To be honest, it is a miracle. The NCAA are the body responsible for the reprehensible treatment of players in college, who can’t get a stick of gum for free for fear of losing their scholarships, they created the woefully inadequate Bowl system for college football and they do all this while raking in huge money off the backs of amateur players.

In fact, they got the ‘Tourney’ so right it is almost hilarious. Essentially it is a 64 team straight knockout, run off in four regions of 16 over about three weeks. In recent years they have added four play-in games so it is now a 68-team tourney but those games can be ignored. The real stuff starts in Round 2, when 64 teams begin their bid to win six games in a row to become national champion.

Six games. It just sounds so enticing, so simple. Teams are seeded, and assigned sections, both of which cause controversy annually. The big beef this year is that last year’s champions Louisville are only fourth seeds, thanks to a supposedly lack lustre regular season. But regardless of whether you are ranked first or 16th by the powers that be, win six games and you are the kings of college basketball.

2014-bracket

The bracket, the beautiful diagram that shows every game, has become an American institution. It is estimated that 50 million brackets will be filled in this year., with many people doing more than one as they compete in various office pools for cash. Barack Obama does his on camera each year (he’s not great at it, but he did pick the winner in 2009) and while winning ESPN’s competition for the most correct results nets you $10,000, others are offering even bigger prizes. You can have a go yourself right here.
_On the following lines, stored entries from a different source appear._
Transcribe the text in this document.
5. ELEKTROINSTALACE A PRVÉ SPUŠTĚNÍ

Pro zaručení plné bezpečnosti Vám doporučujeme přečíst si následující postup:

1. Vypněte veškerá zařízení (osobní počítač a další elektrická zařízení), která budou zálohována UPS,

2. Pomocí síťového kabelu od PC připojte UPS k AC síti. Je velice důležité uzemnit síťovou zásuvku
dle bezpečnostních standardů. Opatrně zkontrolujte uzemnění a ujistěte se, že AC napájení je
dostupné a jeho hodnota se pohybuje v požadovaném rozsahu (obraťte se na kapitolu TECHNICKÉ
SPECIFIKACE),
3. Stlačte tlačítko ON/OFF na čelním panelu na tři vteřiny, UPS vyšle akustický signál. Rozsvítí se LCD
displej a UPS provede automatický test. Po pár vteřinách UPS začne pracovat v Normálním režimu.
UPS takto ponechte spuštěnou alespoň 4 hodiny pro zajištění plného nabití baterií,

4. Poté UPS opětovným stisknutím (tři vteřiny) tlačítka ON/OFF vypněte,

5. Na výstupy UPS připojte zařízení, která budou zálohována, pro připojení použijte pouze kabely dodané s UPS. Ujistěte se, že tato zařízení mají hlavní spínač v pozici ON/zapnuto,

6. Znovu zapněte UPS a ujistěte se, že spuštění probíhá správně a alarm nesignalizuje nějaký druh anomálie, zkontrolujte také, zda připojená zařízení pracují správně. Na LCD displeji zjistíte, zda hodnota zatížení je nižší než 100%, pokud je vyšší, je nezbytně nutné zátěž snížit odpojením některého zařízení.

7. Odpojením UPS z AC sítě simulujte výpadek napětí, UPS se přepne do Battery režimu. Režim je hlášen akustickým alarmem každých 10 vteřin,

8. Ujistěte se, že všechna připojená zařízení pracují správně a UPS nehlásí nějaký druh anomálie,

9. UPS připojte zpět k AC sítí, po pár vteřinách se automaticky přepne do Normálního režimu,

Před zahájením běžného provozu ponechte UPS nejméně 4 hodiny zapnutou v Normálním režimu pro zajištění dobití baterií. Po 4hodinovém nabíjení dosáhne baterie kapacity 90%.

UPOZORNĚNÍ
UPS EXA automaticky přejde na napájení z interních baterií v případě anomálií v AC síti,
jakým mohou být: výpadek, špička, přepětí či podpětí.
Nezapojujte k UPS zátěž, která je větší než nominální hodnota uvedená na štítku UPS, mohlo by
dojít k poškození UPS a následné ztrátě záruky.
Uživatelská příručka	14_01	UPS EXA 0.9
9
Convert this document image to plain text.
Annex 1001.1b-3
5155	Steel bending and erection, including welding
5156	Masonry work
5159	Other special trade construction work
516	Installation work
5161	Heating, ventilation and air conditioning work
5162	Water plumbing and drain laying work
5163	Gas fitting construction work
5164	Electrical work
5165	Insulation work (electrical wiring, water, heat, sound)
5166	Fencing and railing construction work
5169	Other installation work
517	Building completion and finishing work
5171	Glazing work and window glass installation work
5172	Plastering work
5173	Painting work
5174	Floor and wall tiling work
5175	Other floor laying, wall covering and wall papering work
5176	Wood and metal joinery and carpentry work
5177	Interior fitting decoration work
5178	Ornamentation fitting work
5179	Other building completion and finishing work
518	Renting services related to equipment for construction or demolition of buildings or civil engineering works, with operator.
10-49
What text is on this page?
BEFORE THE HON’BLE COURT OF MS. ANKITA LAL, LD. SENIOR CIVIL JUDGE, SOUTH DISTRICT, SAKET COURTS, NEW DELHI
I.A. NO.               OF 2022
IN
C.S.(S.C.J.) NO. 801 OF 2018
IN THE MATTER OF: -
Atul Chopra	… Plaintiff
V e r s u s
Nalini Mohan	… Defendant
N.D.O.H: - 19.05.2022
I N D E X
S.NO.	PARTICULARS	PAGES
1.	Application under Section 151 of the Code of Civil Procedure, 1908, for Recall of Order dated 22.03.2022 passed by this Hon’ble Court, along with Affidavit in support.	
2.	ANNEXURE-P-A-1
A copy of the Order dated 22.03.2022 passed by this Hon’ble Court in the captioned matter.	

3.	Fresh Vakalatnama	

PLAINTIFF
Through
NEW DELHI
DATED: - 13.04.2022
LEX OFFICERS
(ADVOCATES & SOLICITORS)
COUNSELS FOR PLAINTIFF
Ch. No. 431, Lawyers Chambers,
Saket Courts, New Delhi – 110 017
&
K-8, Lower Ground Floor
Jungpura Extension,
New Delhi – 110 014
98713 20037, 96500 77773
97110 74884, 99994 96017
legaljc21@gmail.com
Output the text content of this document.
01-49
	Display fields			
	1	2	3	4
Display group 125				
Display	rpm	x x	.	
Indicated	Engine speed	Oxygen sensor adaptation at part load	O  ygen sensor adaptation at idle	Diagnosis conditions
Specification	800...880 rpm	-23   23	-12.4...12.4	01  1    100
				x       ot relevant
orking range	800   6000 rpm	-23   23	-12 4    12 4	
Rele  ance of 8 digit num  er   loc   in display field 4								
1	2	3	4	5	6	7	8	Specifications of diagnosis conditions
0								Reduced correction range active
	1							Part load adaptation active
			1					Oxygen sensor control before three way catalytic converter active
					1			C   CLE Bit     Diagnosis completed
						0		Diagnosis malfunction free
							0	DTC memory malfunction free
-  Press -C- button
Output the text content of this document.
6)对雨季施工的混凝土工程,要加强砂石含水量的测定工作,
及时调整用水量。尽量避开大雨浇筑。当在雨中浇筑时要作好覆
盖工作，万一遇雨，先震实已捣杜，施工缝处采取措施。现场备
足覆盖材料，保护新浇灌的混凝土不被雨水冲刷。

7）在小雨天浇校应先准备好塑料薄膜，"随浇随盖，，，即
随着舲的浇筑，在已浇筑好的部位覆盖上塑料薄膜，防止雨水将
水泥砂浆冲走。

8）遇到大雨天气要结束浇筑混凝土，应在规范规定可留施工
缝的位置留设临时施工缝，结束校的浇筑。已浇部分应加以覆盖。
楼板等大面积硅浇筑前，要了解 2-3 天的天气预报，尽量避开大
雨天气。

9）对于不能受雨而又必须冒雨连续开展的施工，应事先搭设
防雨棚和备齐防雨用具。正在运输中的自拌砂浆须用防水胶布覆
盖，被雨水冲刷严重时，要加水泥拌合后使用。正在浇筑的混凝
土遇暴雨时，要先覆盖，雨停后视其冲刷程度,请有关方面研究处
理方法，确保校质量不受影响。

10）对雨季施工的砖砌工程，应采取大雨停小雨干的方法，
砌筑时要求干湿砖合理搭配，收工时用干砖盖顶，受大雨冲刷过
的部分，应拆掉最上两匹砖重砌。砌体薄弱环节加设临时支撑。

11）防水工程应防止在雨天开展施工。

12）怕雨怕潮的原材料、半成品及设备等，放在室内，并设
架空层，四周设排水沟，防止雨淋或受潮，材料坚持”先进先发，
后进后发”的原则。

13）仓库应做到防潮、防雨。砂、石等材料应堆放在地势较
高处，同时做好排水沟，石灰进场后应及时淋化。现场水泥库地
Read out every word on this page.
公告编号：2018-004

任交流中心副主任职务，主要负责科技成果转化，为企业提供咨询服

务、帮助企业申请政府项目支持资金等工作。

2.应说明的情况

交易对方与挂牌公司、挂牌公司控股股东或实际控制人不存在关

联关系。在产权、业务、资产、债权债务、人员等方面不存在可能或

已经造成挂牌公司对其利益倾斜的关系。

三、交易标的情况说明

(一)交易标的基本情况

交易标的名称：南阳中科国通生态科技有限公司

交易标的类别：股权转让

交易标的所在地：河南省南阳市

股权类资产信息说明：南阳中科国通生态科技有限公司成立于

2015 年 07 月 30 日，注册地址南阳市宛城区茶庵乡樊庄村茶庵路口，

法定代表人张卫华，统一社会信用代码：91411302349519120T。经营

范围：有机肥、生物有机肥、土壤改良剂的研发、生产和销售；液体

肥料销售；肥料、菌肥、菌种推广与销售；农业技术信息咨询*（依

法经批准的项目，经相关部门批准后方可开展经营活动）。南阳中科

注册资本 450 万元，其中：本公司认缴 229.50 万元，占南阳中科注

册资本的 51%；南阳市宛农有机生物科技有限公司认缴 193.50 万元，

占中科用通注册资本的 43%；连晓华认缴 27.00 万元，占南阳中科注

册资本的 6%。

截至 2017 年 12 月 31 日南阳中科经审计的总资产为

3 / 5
Warren Buffett, the multi billionaire, is offering anyone who gets all 63 results in this year’s tournament correct $1billion. The odds? Just one in 9,223,372,036,854,775,808. Makes picking the Grand National winner seem like a piece of cake. If you fancy your chances, you can enter here.

It has never been done in the 16 years that ESPN have been running an online bracket competition and it almost certainly won’t be done this year either, because built in to the tournament is almost guaranteed unpredictability.

You have young players, under huge pressure, trying to win the most important games of their lives in front of big crowds. Favourites will wilt, small fry will grow in confidence and sometimes a superstar drags his team singlehandedly to glory. Magic Johnson led Michigan State to the tile, beating Larry Bird’s Indiana in the final in 1979 and Anthony Davis, now a star with New Orleans, did a similar job for Kentucky in 2012.

This year’s tournament has a couple of potential superstars to keep an eye on. Canadian Andrew Wiggins is the top man at Kansas and will definitely go high in the NBA draft later this year. Compared to Michael Jordan before the season started (we know, we know), he has improved as the season has ticked on and could really become a hot property with a dominant display over the next few weeks.

WigginsAndrew

Duke’s Jabari Parker is another player to watch out for, as is Kentucky’s Julius Randle, but the overall excitement and tension of every single game is what makes the tournament so entertaining, not the stars.

By dint of the seedings, everyone can see who the favourite for each game is, so you can root for the underdog without any prior knowledge, and with ESPN providing wall-to-wall coverage on their UK channel, it is easy to dip in and out and get behind a minnow, something we all like to do.

The quality of basketball will vary, but for raw sporting uncertainty it is hard to beat. Just imagine the GAA championship as a straight 32 team direct knockout. Ignore the issues that would create that are too myriad to mention here, just imagine how exciting it would be. That’s what ‘The Big Dance’ is for basketball fans so if you love the sport, this is TV heaven.

And if you are just a sports fan, it is hard not to become intoxicated by it too. Nothing is perfect. Even our old friend King John, who signed the Magna Carta, is best known these days as the bad guy in the Robin Hood flicks. But the NCAA basketball tournament is the nearest thing we have to perfection in sport.

Make sure you don’t miss out. And if you win the cash, don’t be a stranger.